A Rennes, jusqu’au 27 novembre, le théâtre se déploie avec force au festival du TNB. L’occasion de voir l’une des grandes créations de la fin d’année : Kliniken de Lars Noren, mise en scène par la jeune Julie Duclos.
Comment juger un festival de théâtre ? A sa manière de faire vivre la création contemporaine in medias res, à l’instant de ce qu’elle génère. Ainsi, le festival du TNB réunit pendant quelques semaines certains des noms les plus audacieux du théâtre, de la danse, de la performance d’aujourd’hui : on pourra y revoir par exemple Mes Frères, pièce féroce et rare née de la complicité de Pascal Rambert et Arthur Nauzyciel, mais aussi découvrir Antigone à Molenbeeck, superbe texte du belge Stefan Hertmans associé à Kate Tempest, qui promet de nous plonger dans le tragique malaise de notre temps. Parmi les créations, on retiendra aussi Mes Parents, de Mohamed El Khatib ou les œuvres d’Emmanuelle Huynh dont on ne cesse d’admirer la danse.
Mais pour ma part, la première des apothéoses de ce festival a eu pour nom, Kliniken. La pièce de Lars Noren que Julie Duclos, artiste associée du TNB, qui n’a pas quarante ans, a eu le courage de mettre en scène avec de jeunes acteurs saisissants. Ce texte nous rappelle la perte irrémédiable de la mort brutale de Lars Noren l’année dernière des suites du Covid. Qui saura faire renaître cette empathie, cette justesse, ce désespoir absolu, et cette réflexion sur le langage de notre temps si propre à l’auteur suédois ? Kliniken nous raconte une journée dans un hôpital psychiatrique. C’est simple comme la bible : du matin au soir, les patients attendent. Quoi, qui ? Le médecin qui ne passe que le lundi. L’infirmier qui ne leur vient pas en aide. La famille avec qui ils ne parviennent pas à parler. La sortie, qui recule de semaine en semaine. Duclos fait vivre dans une scénographie minutieuse et un ballet d’acteurs extrêmement pensé, cette solitude des malades laissés dans cette salle d’attente, guettant un avenir qui semble irrémédiablement compromis.

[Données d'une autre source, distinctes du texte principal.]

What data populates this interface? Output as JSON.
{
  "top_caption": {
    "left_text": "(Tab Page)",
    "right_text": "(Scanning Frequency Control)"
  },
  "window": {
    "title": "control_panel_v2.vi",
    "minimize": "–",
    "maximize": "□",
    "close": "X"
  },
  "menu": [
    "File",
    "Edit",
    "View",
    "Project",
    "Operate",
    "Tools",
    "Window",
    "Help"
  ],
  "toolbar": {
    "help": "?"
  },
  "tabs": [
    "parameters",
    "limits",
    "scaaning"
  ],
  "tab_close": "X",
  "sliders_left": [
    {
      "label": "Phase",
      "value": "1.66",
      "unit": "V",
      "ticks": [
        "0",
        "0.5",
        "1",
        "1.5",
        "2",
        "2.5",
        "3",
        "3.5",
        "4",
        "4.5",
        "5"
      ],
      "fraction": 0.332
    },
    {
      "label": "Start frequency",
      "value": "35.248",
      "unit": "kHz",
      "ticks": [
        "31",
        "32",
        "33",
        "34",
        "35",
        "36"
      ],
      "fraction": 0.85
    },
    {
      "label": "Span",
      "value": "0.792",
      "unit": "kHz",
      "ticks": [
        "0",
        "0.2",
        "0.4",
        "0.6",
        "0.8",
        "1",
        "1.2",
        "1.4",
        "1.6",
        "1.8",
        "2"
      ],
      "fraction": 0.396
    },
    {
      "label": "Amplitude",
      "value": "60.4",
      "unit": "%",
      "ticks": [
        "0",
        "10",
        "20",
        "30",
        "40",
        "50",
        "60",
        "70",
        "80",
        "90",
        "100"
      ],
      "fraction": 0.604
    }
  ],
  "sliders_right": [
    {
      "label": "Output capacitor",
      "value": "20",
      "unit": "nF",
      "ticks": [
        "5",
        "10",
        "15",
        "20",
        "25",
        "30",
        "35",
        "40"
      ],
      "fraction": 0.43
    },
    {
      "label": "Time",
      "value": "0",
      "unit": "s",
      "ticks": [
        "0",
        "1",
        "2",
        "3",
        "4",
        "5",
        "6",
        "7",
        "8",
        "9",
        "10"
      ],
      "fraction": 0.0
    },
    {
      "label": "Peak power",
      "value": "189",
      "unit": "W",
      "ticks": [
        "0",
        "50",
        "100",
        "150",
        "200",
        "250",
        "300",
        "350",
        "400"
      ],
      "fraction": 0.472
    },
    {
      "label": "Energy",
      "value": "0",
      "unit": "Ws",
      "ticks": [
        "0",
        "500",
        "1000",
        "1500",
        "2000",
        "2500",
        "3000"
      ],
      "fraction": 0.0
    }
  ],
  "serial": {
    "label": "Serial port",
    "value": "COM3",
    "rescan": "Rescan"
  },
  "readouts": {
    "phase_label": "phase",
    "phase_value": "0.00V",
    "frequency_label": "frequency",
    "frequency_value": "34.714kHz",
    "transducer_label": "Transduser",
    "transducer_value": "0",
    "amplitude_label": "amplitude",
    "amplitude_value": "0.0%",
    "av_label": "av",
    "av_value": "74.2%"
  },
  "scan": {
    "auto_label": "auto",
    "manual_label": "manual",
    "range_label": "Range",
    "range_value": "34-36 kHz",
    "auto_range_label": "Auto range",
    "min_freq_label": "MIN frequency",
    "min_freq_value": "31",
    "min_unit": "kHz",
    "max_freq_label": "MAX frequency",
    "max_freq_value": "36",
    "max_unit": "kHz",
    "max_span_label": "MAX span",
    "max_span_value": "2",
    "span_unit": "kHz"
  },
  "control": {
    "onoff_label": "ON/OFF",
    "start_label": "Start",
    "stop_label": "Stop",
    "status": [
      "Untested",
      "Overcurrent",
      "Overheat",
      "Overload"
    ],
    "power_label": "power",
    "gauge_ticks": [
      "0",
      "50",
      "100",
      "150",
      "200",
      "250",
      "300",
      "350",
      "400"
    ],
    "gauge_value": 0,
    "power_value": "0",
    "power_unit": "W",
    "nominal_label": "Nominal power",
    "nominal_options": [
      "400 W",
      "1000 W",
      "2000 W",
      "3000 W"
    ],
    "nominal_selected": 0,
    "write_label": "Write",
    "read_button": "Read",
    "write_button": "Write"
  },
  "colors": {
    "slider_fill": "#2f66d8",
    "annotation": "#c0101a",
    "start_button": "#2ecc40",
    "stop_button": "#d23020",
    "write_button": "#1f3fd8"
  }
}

Ils parlent un peu, fument sans cesse, guettent le dîner, sortent dans une cour arborée qu’ils appellent « dehors », s’affrontent parfois. Nous ne sommes pas loin de Beckett dont Noren est un héritier, d’un Fin de partie qui serait jouée sans fin. La constellation des malades s’organise sur scène avec fluidité : il y a le jeune schizophrène qui ne dit pas un mot, l’ancien salarié d’abattoir qui parle sur le ton monocorde que les médicaments génèrent en lui, la maniaco-dépressive, habituée des lieux, qui organise sa vie pour venir là régulièrement, et déclare, entre deux cigarettes, « je n’ai jamais été heureuse », le délinquant, agressif, le migrant, mélancolique, la jeune femme aux personnalités multiples qui ne cesse de se changer. Et puis il y a Sofia, la douloureuse et lumineuse Sofia. Celle qui porte le nom d’une prostituée rédemptrice chez Dostoïevski se retrouve ici l’ange noir de la pièce, adolescente anorexique qui erre de pièce en pièce et répète « je suis la pourriture ». Incarnée avec une grâce mystique par Alexandra Gentil, la jeune fille de dix-huit ans semble, au début de la pièce, celle qui pourrait être sauvée. « T’es jeune » lui répète la maniaco-dépressive, si juste Emilie Incerti, promesse qui résonne dans le vide du fumoir de l’hôpital. Le destin de Sofia s’avère le nœud central autour duquel les autres vont eux aussi déployer leurs récits. Les acteurs réussissent ce tour de force d’affirmer chacun leur ligne de jeu, extrêmement claire, sans jamais affaiblir l’autre. Ainsi l’incroyable performance d’Etienne Toqué qui infuse cette nervosité, au bord de la violence, tout au long de la pièce, comme pris dans un combat permanent. Les acteurs se croisent sur scène, soutiennent ensemble ce même purgatoire. Ainsi, le jeune cadre publicitaire retrouvé comme par accident « chez les fous », nourrit de son jeu « normal », les tons expressionnistes ou déments des autres. Duclos et ses acteurs réussissent à nous faire sentir dans et hors et de cette salle d’hôpital. Nous sommes les souffrants, ceux à qui ça pourrait arriver, et les autres, les absents, ceux qui les ignorent, ceux qui consentent à créer ces purgatoires qui s’approchent tant de l’idée de ce que pourrait être l’enfer de notre temps. Un enfer silencieux, chimique, aseptisé, où la télé du matin au soir balaie les derniers espoirs. Il fallait être capable de créer un tel monde : ce Kliniken le fait.